Have you ever been on your long commute to work on the subway? You’ve probably been fiddling on your phone or listening to music, right? When riding the subway we never acknowledge who is riding it with us nor take the time to introduce ourselves to someone. Sometimes it can be intimidating when strange people ride it but one may never know if they’re sitting next to a high school classmate or your cousin’s best friend.
It’s a sad reality that we have lost our desire to avoid interacting with other human beings because there’s much to be gained from talking to the stranger standing by you. But you wouldn’t know it, plugged into your phone. Everyone sends the message: “Please don’t approach me.”
My question is why must we feel the need to hide ourselves behind our phone screen? Why is it so hard to stop playing Candy Crush and introduce ourselves to the person sitting next to us?
One answer is fear, according to Jon Wortmann, executive mental coach and author of “Hijacked by Your Brain: How To Free Yourself When Stress Takes Over,” We fear rejection, or that our innocent social advances will be misinterpreted as “creepy,” he told The Huffington Post. We fear we’ll be judged. We fear we’ll be disruptive.

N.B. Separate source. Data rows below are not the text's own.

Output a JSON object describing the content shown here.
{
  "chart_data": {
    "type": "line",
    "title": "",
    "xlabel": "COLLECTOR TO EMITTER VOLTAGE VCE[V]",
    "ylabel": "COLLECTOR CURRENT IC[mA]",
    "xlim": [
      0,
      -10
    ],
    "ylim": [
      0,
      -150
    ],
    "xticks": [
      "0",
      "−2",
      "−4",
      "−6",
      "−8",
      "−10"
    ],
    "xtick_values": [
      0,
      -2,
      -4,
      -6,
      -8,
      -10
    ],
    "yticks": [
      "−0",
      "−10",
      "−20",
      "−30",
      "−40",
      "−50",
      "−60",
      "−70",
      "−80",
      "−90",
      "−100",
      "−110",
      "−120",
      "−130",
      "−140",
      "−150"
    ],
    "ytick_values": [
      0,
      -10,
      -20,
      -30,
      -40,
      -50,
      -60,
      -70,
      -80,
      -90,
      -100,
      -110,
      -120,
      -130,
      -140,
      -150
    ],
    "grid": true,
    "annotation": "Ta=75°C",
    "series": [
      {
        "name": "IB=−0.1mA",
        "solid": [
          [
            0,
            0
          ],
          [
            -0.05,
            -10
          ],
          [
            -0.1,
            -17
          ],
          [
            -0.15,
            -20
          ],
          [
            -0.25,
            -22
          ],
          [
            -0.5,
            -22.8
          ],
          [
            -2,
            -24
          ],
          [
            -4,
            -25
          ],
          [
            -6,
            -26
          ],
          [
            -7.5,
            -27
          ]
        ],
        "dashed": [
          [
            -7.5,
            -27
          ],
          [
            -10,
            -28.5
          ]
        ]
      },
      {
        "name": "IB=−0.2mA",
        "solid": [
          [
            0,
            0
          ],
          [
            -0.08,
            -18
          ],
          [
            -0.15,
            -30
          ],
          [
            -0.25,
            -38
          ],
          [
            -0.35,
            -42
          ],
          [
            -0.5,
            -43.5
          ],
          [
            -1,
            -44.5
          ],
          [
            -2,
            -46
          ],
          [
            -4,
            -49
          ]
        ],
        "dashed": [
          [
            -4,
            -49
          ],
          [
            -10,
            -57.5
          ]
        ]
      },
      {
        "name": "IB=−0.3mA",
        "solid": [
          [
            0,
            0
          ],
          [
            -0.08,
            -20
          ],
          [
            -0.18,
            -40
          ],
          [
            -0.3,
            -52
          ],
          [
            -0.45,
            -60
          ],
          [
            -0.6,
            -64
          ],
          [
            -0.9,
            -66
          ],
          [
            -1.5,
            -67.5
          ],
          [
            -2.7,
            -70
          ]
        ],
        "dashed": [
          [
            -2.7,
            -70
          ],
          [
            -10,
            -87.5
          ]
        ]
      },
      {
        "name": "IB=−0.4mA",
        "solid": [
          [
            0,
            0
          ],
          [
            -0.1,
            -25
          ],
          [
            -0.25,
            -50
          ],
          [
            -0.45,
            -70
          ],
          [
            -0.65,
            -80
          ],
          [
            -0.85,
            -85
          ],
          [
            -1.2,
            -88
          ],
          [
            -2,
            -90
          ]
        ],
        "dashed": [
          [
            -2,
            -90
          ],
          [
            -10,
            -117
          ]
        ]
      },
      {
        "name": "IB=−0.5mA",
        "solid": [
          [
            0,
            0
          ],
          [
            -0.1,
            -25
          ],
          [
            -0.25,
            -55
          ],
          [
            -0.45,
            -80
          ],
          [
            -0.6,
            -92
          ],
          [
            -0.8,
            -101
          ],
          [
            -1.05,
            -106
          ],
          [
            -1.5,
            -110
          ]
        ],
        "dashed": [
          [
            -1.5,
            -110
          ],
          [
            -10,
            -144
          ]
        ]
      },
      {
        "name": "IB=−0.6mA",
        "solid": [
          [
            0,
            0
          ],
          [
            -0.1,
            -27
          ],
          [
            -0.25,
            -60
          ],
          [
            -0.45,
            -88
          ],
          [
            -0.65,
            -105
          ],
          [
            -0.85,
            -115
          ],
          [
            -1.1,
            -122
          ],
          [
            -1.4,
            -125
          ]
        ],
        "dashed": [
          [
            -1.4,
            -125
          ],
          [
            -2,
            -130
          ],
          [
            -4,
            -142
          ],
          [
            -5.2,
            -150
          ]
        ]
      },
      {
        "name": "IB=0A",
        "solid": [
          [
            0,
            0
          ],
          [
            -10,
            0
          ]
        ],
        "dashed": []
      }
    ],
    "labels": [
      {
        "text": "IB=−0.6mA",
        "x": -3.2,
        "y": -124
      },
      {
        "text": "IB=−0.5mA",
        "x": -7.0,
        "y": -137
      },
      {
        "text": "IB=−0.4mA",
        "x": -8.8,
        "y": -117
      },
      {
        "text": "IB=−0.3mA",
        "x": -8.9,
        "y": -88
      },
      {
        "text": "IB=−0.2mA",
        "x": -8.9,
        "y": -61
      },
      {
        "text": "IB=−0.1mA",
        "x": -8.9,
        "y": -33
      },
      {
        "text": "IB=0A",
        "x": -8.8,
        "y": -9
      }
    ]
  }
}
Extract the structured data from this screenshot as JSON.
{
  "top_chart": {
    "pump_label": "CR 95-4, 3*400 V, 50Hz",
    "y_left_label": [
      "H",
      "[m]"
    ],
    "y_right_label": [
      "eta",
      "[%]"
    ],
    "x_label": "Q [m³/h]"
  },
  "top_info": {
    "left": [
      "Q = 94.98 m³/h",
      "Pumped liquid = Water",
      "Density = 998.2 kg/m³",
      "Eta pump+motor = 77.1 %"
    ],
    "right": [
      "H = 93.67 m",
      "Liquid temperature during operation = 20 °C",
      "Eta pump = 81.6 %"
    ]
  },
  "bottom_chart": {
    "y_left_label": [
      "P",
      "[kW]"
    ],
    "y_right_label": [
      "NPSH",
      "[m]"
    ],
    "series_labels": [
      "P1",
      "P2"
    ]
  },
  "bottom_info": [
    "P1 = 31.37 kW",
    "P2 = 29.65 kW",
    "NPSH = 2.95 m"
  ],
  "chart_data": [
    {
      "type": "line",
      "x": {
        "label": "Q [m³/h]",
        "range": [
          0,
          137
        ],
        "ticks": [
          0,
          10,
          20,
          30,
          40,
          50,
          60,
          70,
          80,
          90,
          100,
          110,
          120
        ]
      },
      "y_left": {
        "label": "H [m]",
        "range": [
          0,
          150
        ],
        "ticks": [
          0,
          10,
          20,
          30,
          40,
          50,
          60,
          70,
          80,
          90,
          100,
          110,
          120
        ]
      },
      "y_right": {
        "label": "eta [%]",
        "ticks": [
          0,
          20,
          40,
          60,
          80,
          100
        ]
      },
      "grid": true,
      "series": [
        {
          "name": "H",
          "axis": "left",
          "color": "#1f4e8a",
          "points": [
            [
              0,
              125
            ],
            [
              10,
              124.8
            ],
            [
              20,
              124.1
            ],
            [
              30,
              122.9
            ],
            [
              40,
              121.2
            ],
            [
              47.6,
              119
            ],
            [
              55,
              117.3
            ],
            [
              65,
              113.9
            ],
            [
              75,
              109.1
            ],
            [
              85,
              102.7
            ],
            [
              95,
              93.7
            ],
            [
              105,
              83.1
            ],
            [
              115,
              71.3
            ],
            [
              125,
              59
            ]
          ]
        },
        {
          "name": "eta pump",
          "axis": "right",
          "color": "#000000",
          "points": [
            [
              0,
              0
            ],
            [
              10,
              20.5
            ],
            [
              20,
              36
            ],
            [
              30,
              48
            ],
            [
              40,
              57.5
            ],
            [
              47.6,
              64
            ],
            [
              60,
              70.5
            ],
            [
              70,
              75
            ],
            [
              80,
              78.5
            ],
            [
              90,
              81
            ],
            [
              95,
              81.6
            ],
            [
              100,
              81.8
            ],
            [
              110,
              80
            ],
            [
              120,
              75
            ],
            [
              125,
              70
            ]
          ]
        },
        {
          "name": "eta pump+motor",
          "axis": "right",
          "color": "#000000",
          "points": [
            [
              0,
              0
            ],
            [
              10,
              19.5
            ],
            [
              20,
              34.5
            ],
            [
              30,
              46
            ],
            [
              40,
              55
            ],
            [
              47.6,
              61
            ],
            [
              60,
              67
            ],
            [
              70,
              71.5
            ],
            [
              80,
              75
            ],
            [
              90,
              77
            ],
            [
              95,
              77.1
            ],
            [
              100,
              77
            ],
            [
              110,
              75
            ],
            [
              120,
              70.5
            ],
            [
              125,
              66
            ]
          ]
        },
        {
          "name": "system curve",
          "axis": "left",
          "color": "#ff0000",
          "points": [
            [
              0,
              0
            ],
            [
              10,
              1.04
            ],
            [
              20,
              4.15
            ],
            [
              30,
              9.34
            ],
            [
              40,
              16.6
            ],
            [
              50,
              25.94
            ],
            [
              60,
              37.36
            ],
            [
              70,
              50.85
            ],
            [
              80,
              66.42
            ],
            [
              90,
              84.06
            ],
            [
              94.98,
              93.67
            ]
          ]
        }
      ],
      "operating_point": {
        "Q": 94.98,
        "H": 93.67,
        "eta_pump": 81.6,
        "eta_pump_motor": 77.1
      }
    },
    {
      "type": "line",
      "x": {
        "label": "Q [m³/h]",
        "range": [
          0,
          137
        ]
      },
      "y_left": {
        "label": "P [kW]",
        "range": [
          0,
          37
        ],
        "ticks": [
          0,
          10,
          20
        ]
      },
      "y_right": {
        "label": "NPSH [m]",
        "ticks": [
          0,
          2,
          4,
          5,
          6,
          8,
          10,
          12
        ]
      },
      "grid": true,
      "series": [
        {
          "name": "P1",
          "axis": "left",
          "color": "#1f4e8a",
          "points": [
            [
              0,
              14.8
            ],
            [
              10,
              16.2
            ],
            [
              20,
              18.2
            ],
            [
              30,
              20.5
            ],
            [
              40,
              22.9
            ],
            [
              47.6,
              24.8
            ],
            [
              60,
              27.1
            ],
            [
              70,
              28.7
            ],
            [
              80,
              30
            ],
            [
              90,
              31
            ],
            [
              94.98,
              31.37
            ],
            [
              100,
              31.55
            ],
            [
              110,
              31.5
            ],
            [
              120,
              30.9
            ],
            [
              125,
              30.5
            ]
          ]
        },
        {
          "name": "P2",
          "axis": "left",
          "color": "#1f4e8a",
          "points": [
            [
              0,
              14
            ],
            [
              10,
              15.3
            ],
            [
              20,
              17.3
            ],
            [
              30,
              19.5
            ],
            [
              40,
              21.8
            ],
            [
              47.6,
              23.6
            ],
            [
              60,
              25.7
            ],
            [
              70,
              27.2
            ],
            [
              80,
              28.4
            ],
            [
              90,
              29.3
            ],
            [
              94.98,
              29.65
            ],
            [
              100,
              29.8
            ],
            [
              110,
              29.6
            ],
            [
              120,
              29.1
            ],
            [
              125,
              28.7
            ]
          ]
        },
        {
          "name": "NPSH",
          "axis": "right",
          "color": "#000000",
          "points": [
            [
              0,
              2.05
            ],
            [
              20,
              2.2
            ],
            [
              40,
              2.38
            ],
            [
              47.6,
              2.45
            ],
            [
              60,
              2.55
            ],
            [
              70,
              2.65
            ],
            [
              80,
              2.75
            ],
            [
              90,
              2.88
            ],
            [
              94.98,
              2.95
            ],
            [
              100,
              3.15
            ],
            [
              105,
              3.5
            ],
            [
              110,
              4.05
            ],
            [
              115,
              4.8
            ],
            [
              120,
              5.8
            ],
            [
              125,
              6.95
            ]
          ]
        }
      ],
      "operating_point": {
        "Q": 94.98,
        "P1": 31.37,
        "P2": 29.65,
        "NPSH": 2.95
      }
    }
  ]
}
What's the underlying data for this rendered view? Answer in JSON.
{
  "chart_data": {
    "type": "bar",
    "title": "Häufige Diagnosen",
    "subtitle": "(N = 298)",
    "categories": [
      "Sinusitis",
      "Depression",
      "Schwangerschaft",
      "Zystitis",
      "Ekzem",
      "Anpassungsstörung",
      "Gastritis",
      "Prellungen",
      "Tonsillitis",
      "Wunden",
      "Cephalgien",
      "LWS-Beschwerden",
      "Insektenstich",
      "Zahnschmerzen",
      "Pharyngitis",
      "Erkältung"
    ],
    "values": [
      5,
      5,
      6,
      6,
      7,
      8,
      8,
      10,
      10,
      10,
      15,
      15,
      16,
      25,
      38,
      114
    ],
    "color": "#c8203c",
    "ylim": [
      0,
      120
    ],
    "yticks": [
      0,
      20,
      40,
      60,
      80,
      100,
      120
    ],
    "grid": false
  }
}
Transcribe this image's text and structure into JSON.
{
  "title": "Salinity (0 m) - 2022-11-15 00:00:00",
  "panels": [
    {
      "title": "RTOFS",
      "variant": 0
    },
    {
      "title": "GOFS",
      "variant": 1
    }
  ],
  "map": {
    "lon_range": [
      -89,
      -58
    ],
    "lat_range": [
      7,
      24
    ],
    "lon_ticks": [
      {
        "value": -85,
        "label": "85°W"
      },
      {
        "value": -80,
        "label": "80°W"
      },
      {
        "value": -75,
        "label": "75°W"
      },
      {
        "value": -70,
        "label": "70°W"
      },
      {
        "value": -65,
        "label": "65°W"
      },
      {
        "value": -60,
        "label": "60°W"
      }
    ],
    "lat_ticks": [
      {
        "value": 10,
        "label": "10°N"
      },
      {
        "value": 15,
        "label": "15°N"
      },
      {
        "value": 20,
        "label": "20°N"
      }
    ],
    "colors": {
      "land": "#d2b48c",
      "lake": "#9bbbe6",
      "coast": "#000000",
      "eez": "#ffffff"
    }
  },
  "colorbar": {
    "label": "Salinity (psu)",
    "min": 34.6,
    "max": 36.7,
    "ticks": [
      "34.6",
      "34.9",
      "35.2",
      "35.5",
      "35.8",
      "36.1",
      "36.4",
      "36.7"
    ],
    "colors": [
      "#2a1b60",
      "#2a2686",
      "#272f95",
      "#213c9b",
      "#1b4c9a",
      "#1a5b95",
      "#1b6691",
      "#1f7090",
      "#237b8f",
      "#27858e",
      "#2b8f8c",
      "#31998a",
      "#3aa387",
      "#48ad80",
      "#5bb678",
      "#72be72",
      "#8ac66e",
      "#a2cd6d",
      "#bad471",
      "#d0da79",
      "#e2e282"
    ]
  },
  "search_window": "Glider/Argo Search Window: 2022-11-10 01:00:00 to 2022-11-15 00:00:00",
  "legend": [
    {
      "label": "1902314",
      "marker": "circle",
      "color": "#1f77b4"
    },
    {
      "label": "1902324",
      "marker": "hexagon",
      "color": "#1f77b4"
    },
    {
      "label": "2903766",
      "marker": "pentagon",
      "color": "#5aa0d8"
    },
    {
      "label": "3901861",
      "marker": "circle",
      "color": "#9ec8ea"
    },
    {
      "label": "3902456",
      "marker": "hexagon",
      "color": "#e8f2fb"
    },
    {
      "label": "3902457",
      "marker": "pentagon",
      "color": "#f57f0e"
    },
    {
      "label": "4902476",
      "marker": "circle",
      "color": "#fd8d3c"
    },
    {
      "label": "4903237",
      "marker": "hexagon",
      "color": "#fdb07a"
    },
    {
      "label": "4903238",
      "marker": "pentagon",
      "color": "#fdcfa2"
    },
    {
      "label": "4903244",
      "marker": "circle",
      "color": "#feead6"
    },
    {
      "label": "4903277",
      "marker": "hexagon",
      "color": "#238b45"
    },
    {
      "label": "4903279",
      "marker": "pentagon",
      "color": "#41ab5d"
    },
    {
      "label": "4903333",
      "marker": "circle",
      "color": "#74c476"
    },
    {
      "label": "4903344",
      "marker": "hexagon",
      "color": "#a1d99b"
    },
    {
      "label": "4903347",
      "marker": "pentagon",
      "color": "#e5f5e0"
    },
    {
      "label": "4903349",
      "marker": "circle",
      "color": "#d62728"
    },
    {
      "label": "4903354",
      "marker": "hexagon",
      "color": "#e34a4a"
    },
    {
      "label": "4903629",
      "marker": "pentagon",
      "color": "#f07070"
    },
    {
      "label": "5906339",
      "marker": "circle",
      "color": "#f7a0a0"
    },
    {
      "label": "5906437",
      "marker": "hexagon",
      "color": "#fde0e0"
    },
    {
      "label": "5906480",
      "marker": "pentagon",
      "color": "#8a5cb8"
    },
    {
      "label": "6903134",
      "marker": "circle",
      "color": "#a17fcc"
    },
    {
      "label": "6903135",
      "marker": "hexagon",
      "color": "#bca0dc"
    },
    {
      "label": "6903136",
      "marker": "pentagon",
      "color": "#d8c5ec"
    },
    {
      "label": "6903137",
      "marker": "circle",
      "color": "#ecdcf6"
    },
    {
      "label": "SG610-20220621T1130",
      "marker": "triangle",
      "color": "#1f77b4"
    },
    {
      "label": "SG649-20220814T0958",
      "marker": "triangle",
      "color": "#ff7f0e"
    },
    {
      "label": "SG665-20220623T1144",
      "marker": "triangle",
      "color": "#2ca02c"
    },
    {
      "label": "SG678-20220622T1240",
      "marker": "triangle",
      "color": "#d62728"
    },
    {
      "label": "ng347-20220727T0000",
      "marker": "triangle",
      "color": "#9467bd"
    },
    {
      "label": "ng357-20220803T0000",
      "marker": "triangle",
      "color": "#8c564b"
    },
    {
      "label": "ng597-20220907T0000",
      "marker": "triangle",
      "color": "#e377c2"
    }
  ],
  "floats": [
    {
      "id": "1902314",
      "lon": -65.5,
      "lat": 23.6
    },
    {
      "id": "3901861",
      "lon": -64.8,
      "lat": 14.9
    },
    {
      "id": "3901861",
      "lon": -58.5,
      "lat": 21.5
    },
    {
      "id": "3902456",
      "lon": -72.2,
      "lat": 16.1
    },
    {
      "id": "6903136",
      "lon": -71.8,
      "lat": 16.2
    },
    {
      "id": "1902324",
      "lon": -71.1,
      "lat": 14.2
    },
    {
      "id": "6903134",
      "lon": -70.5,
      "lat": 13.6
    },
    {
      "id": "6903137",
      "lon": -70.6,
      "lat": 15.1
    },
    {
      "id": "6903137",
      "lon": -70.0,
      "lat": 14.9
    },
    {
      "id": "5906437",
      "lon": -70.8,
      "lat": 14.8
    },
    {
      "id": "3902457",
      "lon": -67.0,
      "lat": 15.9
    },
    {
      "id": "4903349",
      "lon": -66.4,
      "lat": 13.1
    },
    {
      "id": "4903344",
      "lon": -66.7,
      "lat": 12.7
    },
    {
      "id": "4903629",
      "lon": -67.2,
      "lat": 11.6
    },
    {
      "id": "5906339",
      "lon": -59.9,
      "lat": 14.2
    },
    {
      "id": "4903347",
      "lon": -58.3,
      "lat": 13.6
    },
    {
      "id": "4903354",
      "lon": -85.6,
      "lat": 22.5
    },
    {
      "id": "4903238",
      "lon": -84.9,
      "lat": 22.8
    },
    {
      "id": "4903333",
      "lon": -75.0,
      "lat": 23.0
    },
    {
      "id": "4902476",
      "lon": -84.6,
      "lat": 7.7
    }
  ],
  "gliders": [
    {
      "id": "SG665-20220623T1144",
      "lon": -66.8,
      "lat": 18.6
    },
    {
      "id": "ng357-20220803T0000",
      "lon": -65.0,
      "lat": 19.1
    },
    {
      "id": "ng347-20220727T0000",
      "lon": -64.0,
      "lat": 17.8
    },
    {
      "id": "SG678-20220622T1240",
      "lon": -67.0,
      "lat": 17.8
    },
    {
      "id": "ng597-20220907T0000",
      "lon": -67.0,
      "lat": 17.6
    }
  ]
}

Strangers are unfamiliar to us, so we are more likely to feel anxious when communicating with them compared with our friends. To avoid this anxiety, we turn to our phones. “Phones become our security blanket,” Wortmann says. “They are our happy glasses that protect us from what we perceive is going to be more dangerous.”
In one 2011 experiment, behavioral scientists Nicholas Epley and Juliana Schroeder asked commuters to do the unthinkable: Start a conversation. The duo had Chicago train commuter talk to their fellow passengers. “When Dr. Epley and Ms. Schroeder asked other people in the same train station to predict how they would feel after talking to a stranger, the commuters thought their ride would be more pleasant if they sat on their own,” the New York Times summarizes. Though the participants didn’t expect a positive experience, after they went through with the experiment, “not a single person reported having been snubbed.”
I am confident that everyone can agree that talking to other people can relieve quite a bit of stress. Starting a conversation about something you love, say coffee for example, can take your mind off that 2 – hour Prezi presentation you have to give in front of your company that day. Certainly listening to your favorite song on your iPod, Pompeii by Bastille will make you happy and filled with good spirits.
But what’s better? Listening to Pompeii, which you can listen to 20 times during the day? Or starting that conversation with the person next to you that you may never see again? That person for all we know might be the foot in the door to a well rewarding job.
Take all of this into consideration, and on your next subway ride be that guy and make a new friend.